Le réseau wallon de contrôle de la qualité physico-chimique des eaux de surface comporte près de 400 points de prélèvement répartis sur l’ensemble des15 sous-bassins hydrographiques définis dans l’arrêté du Gouvernement wallon du 13 septembre 2001 délimitant les bassins hydrographiques et sous-bassins hydrographiques en Région wallonne (AGW 13/09/2001).
Afin de suivre l’état écologique et l’état chimique des eaux de surface conformément à la Directive 2000/60/CE, dite Directive cadre sur l’Eau (DCE), le programme de surveillance présente quatre types de contrôles, chacun de ces types répondant à des objectifs particuliers :
- Le contrôle de surveillance est un contrôle global, destiné à donner l’image de l’état général des masses d’eau (notamment à l’échelle européenne) et à refléter son évolution à long terme.
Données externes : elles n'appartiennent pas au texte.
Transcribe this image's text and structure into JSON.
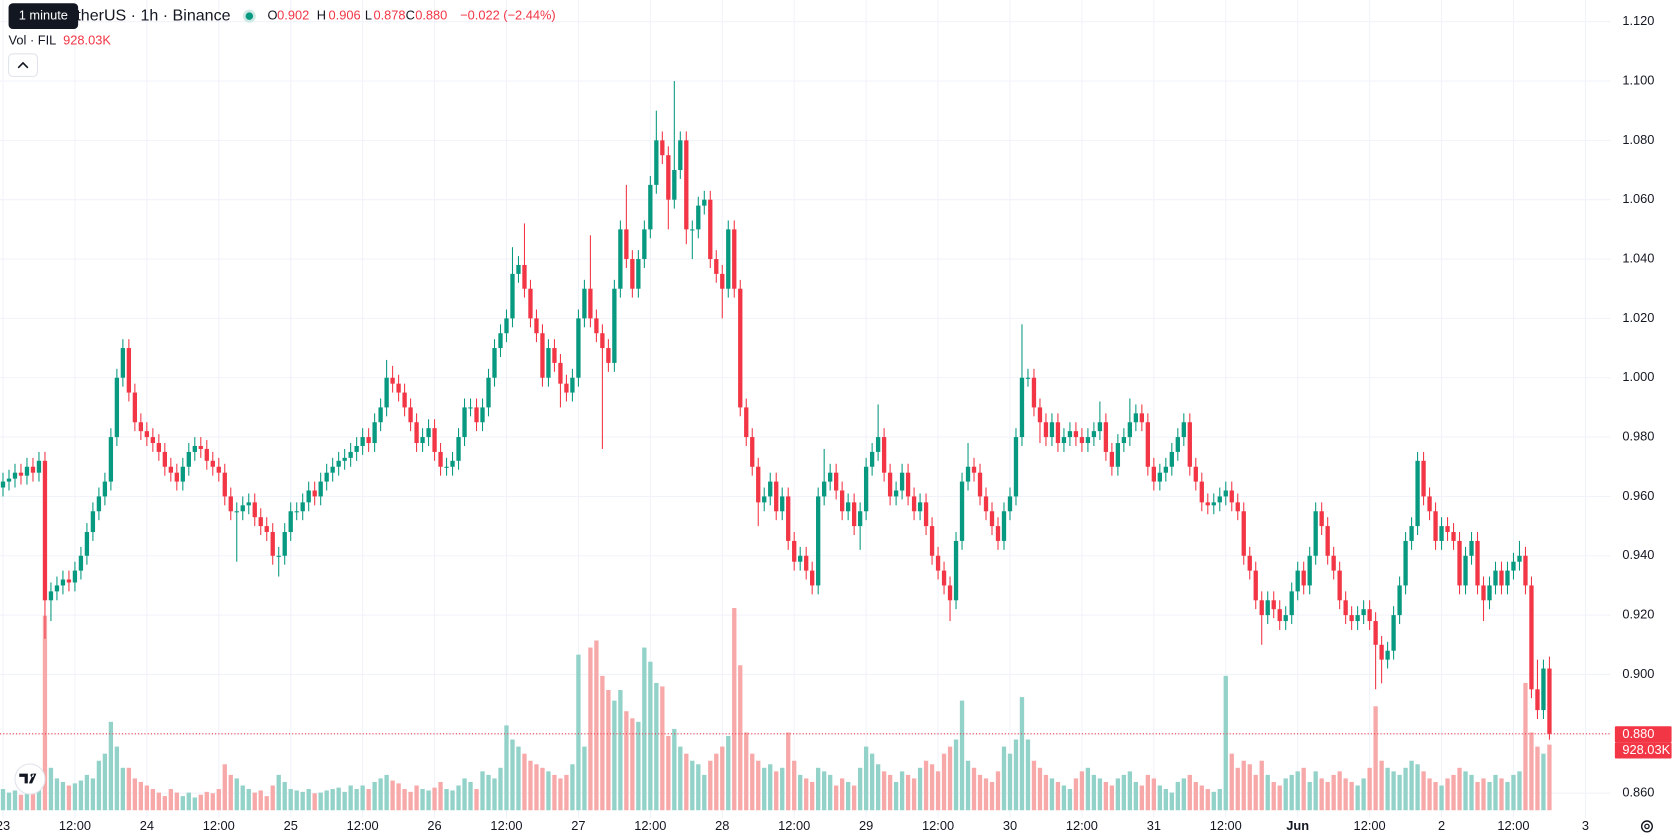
{
  "header": {
    "tooltip": "1 minute",
    "symbol": "etherUS · 1h · Binance",
    "ohlc": [
      {
        "key": "O",
        "value": "0.902"
      },
      {
        "key": "H",
        "value": "0.906"
      },
      {
        "key": "L",
        "value": "0.878"
      },
      {
        "key": "C",
        "value": "0.880"
      }
    ],
    "change": "−0.022 (−2.44%)",
    "volume_title": "Vol · FIL",
    "volume_value": "928.03K"
  },
  "chart_data": {
    "type": "candlestick",
    "open": [
      0.963,
      0.965,
      0.966,
      0.968,
      0.967,
      0.97,
      0.968,
      0.972,
      0.925,
      0.928,
      0.93,
      0.932,
      0.931,
      0.935,
      0.94,
      0.948,
      0.955,
      0.96,
      0.965,
      0.98,
      1.0,
      1.01,
      0.995,
      0.985,
      0.982,
      0.98,
      0.978,
      0.975,
      0.97,
      0.968,
      0.965,
      0.97,
      0.975,
      0.977,
      0.976,
      0.972,
      0.97,
      0.968,
      0.96,
      0.955,
      0.955,
      0.957,
      0.958,
      0.953,
      0.95,
      0.948,
      0.94,
      0.94,
      0.948,
      0.955,
      0.955,
      0.958,
      0.962,
      0.96,
      0.965,
      0.968,
      0.97,
      0.972,
      0.973,
      0.975,
      0.977,
      0.98,
      0.978,
      0.985,
      0.99,
      1.0,
      0.998,
      0.995,
      0.99,
      0.985,
      0.978,
      0.98,
      0.983,
      0.975,
      0.97,
      0.97,
      0.972,
      0.98,
      0.99,
      0.99,
      0.985,
      0.99,
      1.0,
      1.01,
      1.015,
      1.02,
      1.035,
      1.038,
      1.03,
      1.02,
      1.015,
      1.0,
      1.01,
      1.005,
      0.998,
      0.995,
      1.0,
      1.02,
      1.03,
      1.02,
      1.015,
      1.01,
      1.005,
      1.03,
      1.05,
      1.04,
      1.03,
      1.04,
      1.05,
      1.065,
      1.08,
      1.075,
      1.06,
      1.07,
      1.08,
      1.05,
      1.05,
      1.058,
      1.06,
      1.04,
      1.035,
      1.03,
      1.05,
      1.03,
      0.99,
      0.98,
      0.97,
      0.958,
      0.96,
      0.965,
      0.955,
      0.96,
      0.945,
      0.938,
      0.94,
      0.935,
      0.93,
      0.96,
      0.965,
      0.968,
      0.962,
      0.955,
      0.958,
      0.95,
      0.955,
      0.97,
      0.975,
      0.98,
      0.968,
      0.96,
      0.962,
      0.968,
      0.96,
      0.955,
      0.958,
      0.95,
      0.94,
      0.935,
      0.93,
      0.925,
      0.945,
      0.965,
      0.97,
      0.968,
      0.96,
      0.955,
      0.95,
      0.945,
      0.955,
      0.96,
      0.98,
      1.0,
      1.0,
      0.99,
      0.985,
      0.98,
      0.985,
      0.978,
      0.98,
      0.982,
      0.98,
      0.978,
      0.98,
      0.982,
      0.985,
      0.975,
      0.97,
      0.978,
      0.98,
      0.985,
      0.988,
      0.985,
      0.97,
      0.965,
      0.968,
      0.97,
      0.975,
      0.98,
      0.985,
      0.97,
      0.965,
      0.958,
      0.957,
      0.958,
      0.96,
      0.962,
      0.958,
      0.955,
      0.94,
      0.935,
      0.925,
      0.92,
      0.925,
      0.922,
      0.918,
      0.92,
      0.928,
      0.935,
      0.93,
      0.94,
      0.955,
      0.95,
      0.94,
      0.935,
      0.925,
      0.92,
      0.918,
      0.92,
      0.922,
      0.918,
      0.91,
      0.905,
      0.908,
      0.92,
      0.93,
      0.945,
      0.95,
      0.972,
      0.96,
      0.955,
      0.945,
      0.95,
      0.948,
      0.945,
      0.93,
      0.94,
      0.945,
      0.93,
      0.925,
      0.93,
      0.935,
      0.93,
      0.935,
      0.938,
      0.94,
      0.93,
      0.895,
      0.888,
      0.902
    ],
    "high": [
      0.968,
      0.969,
      0.971,
      0.971,
      0.973,
      0.973,
      0.975,
      0.975,
      0.931,
      0.933,
      0.935,
      0.935,
      0.938,
      0.943,
      0.951,
      0.958,
      0.963,
      0.968,
      0.983,
      1.003,
      1.013,
      1.013,
      0.998,
      0.988,
      0.985,
      0.983,
      0.981,
      0.978,
      0.973,
      0.971,
      0.973,
      0.978,
      0.98,
      0.98,
      0.979,
      0.975,
      0.973,
      0.971,
      0.963,
      0.958,
      0.96,
      0.961,
      0.961,
      0.956,
      0.953,
      0.951,
      0.943,
      0.951,
      0.958,
      0.958,
      0.961,
      0.965,
      0.965,
      0.968,
      0.971,
      0.973,
      0.975,
      0.976,
      0.978,
      0.98,
      0.983,
      0.983,
      0.988,
      0.993,
      1.006,
      1.004,
      1.001,
      0.998,
      0.993,
      0.988,
      0.983,
      0.986,
      0.986,
      0.978,
      0.973,
      0.975,
      0.983,
      0.993,
      0.993,
      0.993,
      0.993,
      1.003,
      1.013,
      1.018,
      1.023,
      1.044,
      1.041,
      1.052,
      1.033,
      1.023,
      1.018,
      1.013,
      1.013,
      1.008,
      1.001,
      1.003,
      1.023,
      1.033,
      1.048,
      1.023,
      1.018,
      1.013,
      1.033,
      1.053,
      1.065,
      1.043,
      1.043,
      1.053,
      1.068,
      1.09,
      1.083,
      1.078,
      1.1,
      1.083,
      1.083,
      1.053,
      1.061,
      1.063,
      1.063,
      1.043,
      1.038,
      1.053,
      1.053,
      1.033,
      0.993,
      0.983,
      0.973,
      0.963,
      0.968,
      0.968,
      0.963,
      0.963,
      0.948,
      0.943,
      0.943,
      0.938,
      0.963,
      0.976,
      0.971,
      0.971,
      0.965,
      0.961,
      0.961,
      0.958,
      0.973,
      0.978,
      0.991,
      0.983,
      0.971,
      0.965,
      0.971,
      0.971,
      0.963,
      0.961,
      0.961,
      0.953,
      0.943,
      0.938,
      0.933,
      0.948,
      0.968,
      0.978,
      0.973,
      0.971,
      0.963,
      0.958,
      0.953,
      0.958,
      0.963,
      0.983,
      1.018,
      1.003,
      1.003,
      0.993,
      0.988,
      0.988,
      0.988,
      0.983,
      0.985,
      0.985,
      0.983,
      0.983,
      0.985,
      0.992,
      0.988,
      0.978,
      0.981,
      0.983,
      0.993,
      0.991,
      0.991,
      0.988,
      0.973,
      0.971,
      0.973,
      0.978,
      0.983,
      0.988,
      0.988,
      0.973,
      0.968,
      0.961,
      0.961,
      0.963,
      0.965,
      0.965,
      0.961,
      0.958,
      0.943,
      0.938,
      0.928,
      0.928,
      0.928,
      0.925,
      0.923,
      0.931,
      0.938,
      0.938,
      0.943,
      0.958,
      0.958,
      0.953,
      0.943,
      0.938,
      0.928,
      0.923,
      0.923,
      0.925,
      0.925,
      0.921,
      0.913,
      0.911,
      0.923,
      0.933,
      0.948,
      0.953,
      0.975,
      0.975,
      0.963,
      0.958,
      0.953,
      0.953,
      0.951,
      0.948,
      0.943,
      0.948,
      0.948,
      0.933,
      0.933,
      0.938,
      0.938,
      0.938,
      0.941,
      0.945,
      0.943,
      0.933,
      0.905,
      0.905,
      0.906
    ],
    "low": [
      0.96,
      0.962,
      0.963,
      0.964,
      0.964,
      0.965,
      0.965,
      0.912,
      0.918,
      0.925,
      0.927,
      0.928,
      0.928,
      0.932,
      0.937,
      0.945,
      0.952,
      0.957,
      0.962,
      0.977,
      0.997,
      0.992,
      0.982,
      0.979,
      0.977,
      0.975,
      0.972,
      0.967,
      0.965,
      0.962,
      0.962,
      0.967,
      0.972,
      0.973,
      0.969,
      0.967,
      0.965,
      0.957,
      0.952,
      0.938,
      0.952,
      0.954,
      0.95,
      0.947,
      0.945,
      0.937,
      0.933,
      0.937,
      0.945,
      0.952,
      0.952,
      0.955,
      0.957,
      0.957,
      0.962,
      0.965,
      0.967,
      0.969,
      0.97,
      0.972,
      0.974,
      0.975,
      0.975,
      0.982,
      0.987,
      0.995,
      0.992,
      0.987,
      0.982,
      0.975,
      0.975,
      0.977,
      0.972,
      0.967,
      0.967,
      0.967,
      0.969,
      0.977,
      0.987,
      0.982,
      0.982,
      0.987,
      0.997,
      1.007,
      1.012,
      1.017,
      1.032,
      1.027,
      1.017,
      1.012,
      0.997,
      0.997,
      1.002,
      0.99,
      0.992,
      0.992,
      0.997,
      1.017,
      1.017,
      1.012,
      0.976,
      1.002,
      1.002,
      1.027,
      1.037,
      1.027,
      1.027,
      1.037,
      1.047,
      1.062,
      1.072,
      1.05,
      1.057,
      1.067,
      1.045,
      1.04,
      1.047,
      1.055,
      1.037,
      1.032,
      1.02,
      1.027,
      1.027,
      0.987,
      0.977,
      0.967,
      0.95,
      0.955,
      0.957,
      0.952,
      0.952,
      0.942,
      0.935,
      0.935,
      0.932,
      0.927,
      0.927,
      0.957,
      0.962,
      0.959,
      0.952,
      0.952,
      0.947,
      0.942,
      0.952,
      0.967,
      0.972,
      0.965,
      0.957,
      0.957,
      0.959,
      0.957,
      0.952,
      0.952,
      0.947,
      0.937,
      0.932,
      0.927,
      0.918,
      0.922,
      0.942,
      0.962,
      0.965,
      0.957,
      0.952,
      0.947,
      0.942,
      0.942,
      0.952,
      0.957,
      0.977,
      0.997,
      0.987,
      0.978,
      0.977,
      0.977,
      0.975,
      0.975,
      0.977,
      0.977,
      0.975,
      0.975,
      0.977,
      0.979,
      0.972,
      0.967,
      0.967,
      0.975,
      0.977,
      0.982,
      0.982,
      0.967,
      0.962,
      0.962,
      0.965,
      0.967,
      0.972,
      0.977,
      0.967,
      0.962,
      0.955,
      0.954,
      0.954,
      0.955,
      0.957,
      0.955,
      0.952,
      0.937,
      0.932,
      0.922,
      0.91,
      0.917,
      0.919,
      0.915,
      0.915,
      0.917,
      0.925,
      0.927,
      0.927,
      0.937,
      0.947,
      0.937,
      0.932,
      0.922,
      0.917,
      0.915,
      0.915,
      0.917,
      0.915,
      0.895,
      0.897,
      0.902,
      0.905,
      0.917,
      0.927,
      0.942,
      0.947,
      0.957,
      0.952,
      0.942,
      0.942,
      0.945,
      0.942,
      0.927,
      0.927,
      0.937,
      0.927,
      0.918,
      0.922,
      0.927,
      0.927,
      0.927,
      0.932,
      0.935,
      0.927,
      0.892,
      0.885,
      0.885,
      0.878
    ],
    "close": [
      0.965,
      0.966,
      0.968,
      0.967,
      0.97,
      0.968,
      0.972,
      0.925,
      0.928,
      0.93,
      0.932,
      0.931,
      0.935,
      0.94,
      0.948,
      0.955,
      0.96,
      0.965,
      0.98,
      1.0,
      1.01,
      0.995,
      0.985,
      0.982,
      0.98,
      0.978,
      0.975,
      0.97,
      0.968,
      0.965,
      0.97,
      0.975,
      0.977,
      0.976,
      0.972,
      0.97,
      0.968,
      0.96,
      0.955,
      0.955,
      0.957,
      0.958,
      0.953,
      0.95,
      0.948,
      0.94,
      0.94,
      0.948,
      0.955,
      0.955,
      0.958,
      0.962,
      0.96,
      0.965,
      0.968,
      0.97,
      0.972,
      0.973,
      0.975,
      0.977,
      0.98,
      0.978,
      0.985,
      0.99,
      1.0,
      0.998,
      0.995,
      0.99,
      0.985,
      0.978,
      0.98,
      0.983,
      0.975,
      0.97,
      0.97,
      0.972,
      0.98,
      0.99,
      0.99,
      0.985,
      0.99,
      1.0,
      1.01,
      1.015,
      1.02,
      1.035,
      1.038,
      1.03,
      1.02,
      1.015,
      1.0,
      1.01,
      1.005,
      0.998,
      0.995,
      1.0,
      1.02,
      1.03,
      1.02,
      1.015,
      1.01,
      1.005,
      1.03,
      1.05,
      1.04,
      1.03,
      1.04,
      1.05,
      1.065,
      1.08,
      1.075,
      1.06,
      1.07,
      1.08,
      1.05,
      1.05,
      1.058,
      1.06,
      1.04,
      1.035,
      1.03,
      1.05,
      1.03,
      0.99,
      0.98,
      0.97,
      0.958,
      0.96,
      0.965,
      0.955,
      0.96,
      0.945,
      0.938,
      0.94,
      0.935,
      0.93,
      0.96,
      0.965,
      0.968,
      0.962,
      0.955,
      0.958,
      0.95,
      0.955,
      0.97,
      0.975,
      0.98,
      0.968,
      0.96,
      0.962,
      0.968,
      0.96,
      0.955,
      0.958,
      0.95,
      0.94,
      0.935,
      0.93,
      0.925,
      0.945,
      0.965,
      0.97,
      0.968,
      0.96,
      0.955,
      0.95,
      0.945,
      0.955,
      0.96,
      0.98,
      1.0,
      1.0,
      0.99,
      0.985,
      0.98,
      0.985,
      0.978,
      0.98,
      0.982,
      0.98,
      0.978,
      0.98,
      0.982,
      0.985,
      0.975,
      0.97,
      0.978,
      0.98,
      0.985,
      0.988,
      0.985,
      0.97,
      0.965,
      0.968,
      0.97,
      0.975,
      0.98,
      0.985,
      0.97,
      0.965,
      0.958,
      0.957,
      0.958,
      0.96,
      0.962,
      0.958,
      0.955,
      0.94,
      0.935,
      0.925,
      0.92,
      0.925,
      0.922,
      0.918,
      0.92,
      0.928,
      0.935,
      0.93,
      0.94,
      0.955,
      0.95,
      0.94,
      0.935,
      0.925,
      0.92,
      0.918,
      0.92,
      0.922,
      0.918,
      0.91,
      0.905,
      0.908,
      0.92,
      0.93,
      0.945,
      0.95,
      0.972,
      0.96,
      0.955,
      0.945,
      0.95,
      0.948,
      0.945,
      0.93,
      0.94,
      0.945,
      0.93,
      0.925,
      0.93,
      0.935,
      0.93,
      0.935,
      0.938,
      0.94,
      0.93,
      0.895,
      0.888,
      0.902,
      0.88
    ],
    "volume": [
      300,
      250,
      280,
      220,
      260,
      300,
      350,
      2750,
      600,
      450,
      400,
      350,
      380,
      420,
      500,
      450,
      700,
      800,
      1250,
      900,
      600,
      600,
      450,
      400,
      350,
      300,
      250,
      200,
      300,
      250,
      200,
      250,
      180,
      220,
      260,
      240,
      300,
      650,
      500,
      450,
      350,
      300,
      250,
      280,
      200,
      350,
      500,
      400,
      300,
      280,
      260,
      300,
      240,
      250,
      280,
      300,
      320,
      260,
      350,
      300,
      350,
      300,
      400,
      450,
      500,
      420,
      380,
      300,
      260,
      350,
      300,
      280,
      320,
      400,
      300,
      280,
      350,
      450,
      400,
      300,
      550,
      500,
      450,
      600,
      1200,
      1000,
      900,
      800,
      700,
      650,
      600,
      550,
      500,
      450,
      500,
      650,
      2200,
      900,
      2300,
      2400,
      1900,
      1700,
      1550,
      1700,
      1400,
      1300,
      1250,
      2300,
      2100,
      1800,
      1750,
      1050,
      1150,
      900,
      800,
      700,
      650,
      500,
      700,
      800,
      900,
      1050,
      2860,
      2050,
      1100,
      800,
      700,
      600,
      650,
      550,
      600,
      1100,
      700,
      500,
      450,
      400,
      600,
      550,
      500,
      350,
      450,
      400,
      350,
      600,
      900,
      800,
      650,
      550,
      500,
      400,
      550,
      500,
      450,
      600,
      700,
      650,
      550,
      800,
      900,
      1000,
      1550,
      700,
      600,
      500,
      450,
      400,
      550,
      900,
      800,
      1000,
      1600,
      1000,
      700,
      600,
      500,
      450,
      400,
      350,
      300,
      450,
      550,
      600,
      500,
      450,
      400,
      350,
      450,
      500,
      550,
      400,
      350,
      500,
      450,
      350,
      300,
      250,
      400,
      450,
      500,
      400,
      350,
      300,
      260,
      300,
      1900,
      800,
      600,
      700,
      650,
      500,
      700,
      500,
      400,
      350,
      450,
      500,
      550,
      600,
      400,
      550,
      450,
      400,
      500,
      550,
      450,
      400,
      350,
      450,
      600,
      1470,
      700,
      600,
      550,
      500,
      600,
      700,
      650,
      550,
      450,
      400,
      350,
      450,
      500,
      600,
      550,
      500,
      400,
      450,
      400,
      500,
      450,
      400,
      500,
      550,
      1800,
      1100,
      900,
      800,
      928.03
    ],
    "xlim": [
      -0.5,
      268.2
    ],
    "ylim": [
      0.8517,
      1.1273
    ],
    "yticks": [
      {
        "value": 0.86,
        "label": "0.860"
      },
      {
        "value": 0.88,
        "label": "0.880"
      },
      {
        "value": 0.9,
        "label": "0.900"
      },
      {
        "value": 0.92,
        "label": "0.920"
      },
      {
        "value": 0.94,
        "label": "0.940"
      },
      {
        "value": 0.96,
        "label": "0.960"
      },
      {
        "value": 0.98,
        "label": "0.980"
      },
      {
        "value": 1.0,
        "label": "1.000"
      },
      {
        "value": 1.02,
        "label": "1.020"
      },
      {
        "value": 1.04,
        "label": "1.040"
      },
      {
        "value": 1.06,
        "label": "1.060"
      },
      {
        "value": 1.08,
        "label": "1.080"
      },
      {
        "value": 1.1,
        "label": "1.100"
      },
      {
        "value": 1.12,
        "label": "1.120"
      }
    ],
    "xticks": [
      {
        "value": 0,
        "label": "23"
      },
      {
        "value": 12,
        "label": "12:00"
      },
      {
        "value": 24,
        "label": "24"
      },
      {
        "value": 36,
        "label": "12:00"
      },
      {
        "value": 48,
        "label": "25"
      },
      {
        "value": 60,
        "label": "12:00"
      },
      {
        "value": 72,
        "label": "26"
      },
      {
        "value": 84,
        "label": "12:00"
      },
      {
        "value": 96,
        "label": "27"
      },
      {
        "value": 108,
        "label": "12:00"
      },
      {
        "value": 120,
        "label": "28"
      },
      {
        "value": 132,
        "label": "12:00"
      },
      {
        "value": 144,
        "label": "29"
      },
      {
        "value": 156,
        "label": "12:00"
      },
      {
        "value": 168,
        "label": "30"
      },
      {
        "value": 180,
        "label": "12:00"
      },
      {
        "value": 192,
        "label": "31"
      },
      {
        "value": 204,
        "label": "12:00"
      },
      {
        "value": 216,
        "label": "Jun"
      },
      {
        "value": 228,
        "label": "12:00"
      },
      {
        "value": 240,
        "label": "2"
      },
      {
        "value": 252,
        "label": "12:00"
      },
      {
        "value": 264,
        "label": "3"
      }
    ],
    "up_color": "#089981",
    "down_color": "#f23645",
    "up_volume_color": "#92d2c8",
    "down_volume_color": "#f7a9a9",
    "grid": true,
    "last_price_label": "0.880",
    "last_volume_label": "928.03K"
  }
}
- Le contrôle opérationnel a pour objectif principal d’assurer le suivi de toutes les masses d’eau identifiées comme risquant de ne pas répondre aux objectifs environnementaux, notamment en évaluant l’efficacité des actions mises en place dans le cadre des plans de gestion.
- Le contrôle d’enquête s’exerce ponctuellement là où les raisons de la non-atteinte des objectifs restent inconnues mais permet également de déterminer l’ampleur et l’incidence de pollutions accidentelles.
- Le contrôle additionnel s’exerce sur les masses d’eau qui ne sont pas à risque, pour la surveillance des zones protégées (les points de captage d’eau, les zones Natura 2000…)
La fréquence et la périodicité de visite d’un site varie d’un site à l’autre.
De manière générale, les sites du contrôle de surveillance sont visités 13 fois tous les ans tandis que les sites des contrôles opérationnels et additionnels sont prélevés de 6 à 13 fois tous les 3 ans.
Les contrôles d’enquête sont ponctuels (limités dans le temps et l’espace).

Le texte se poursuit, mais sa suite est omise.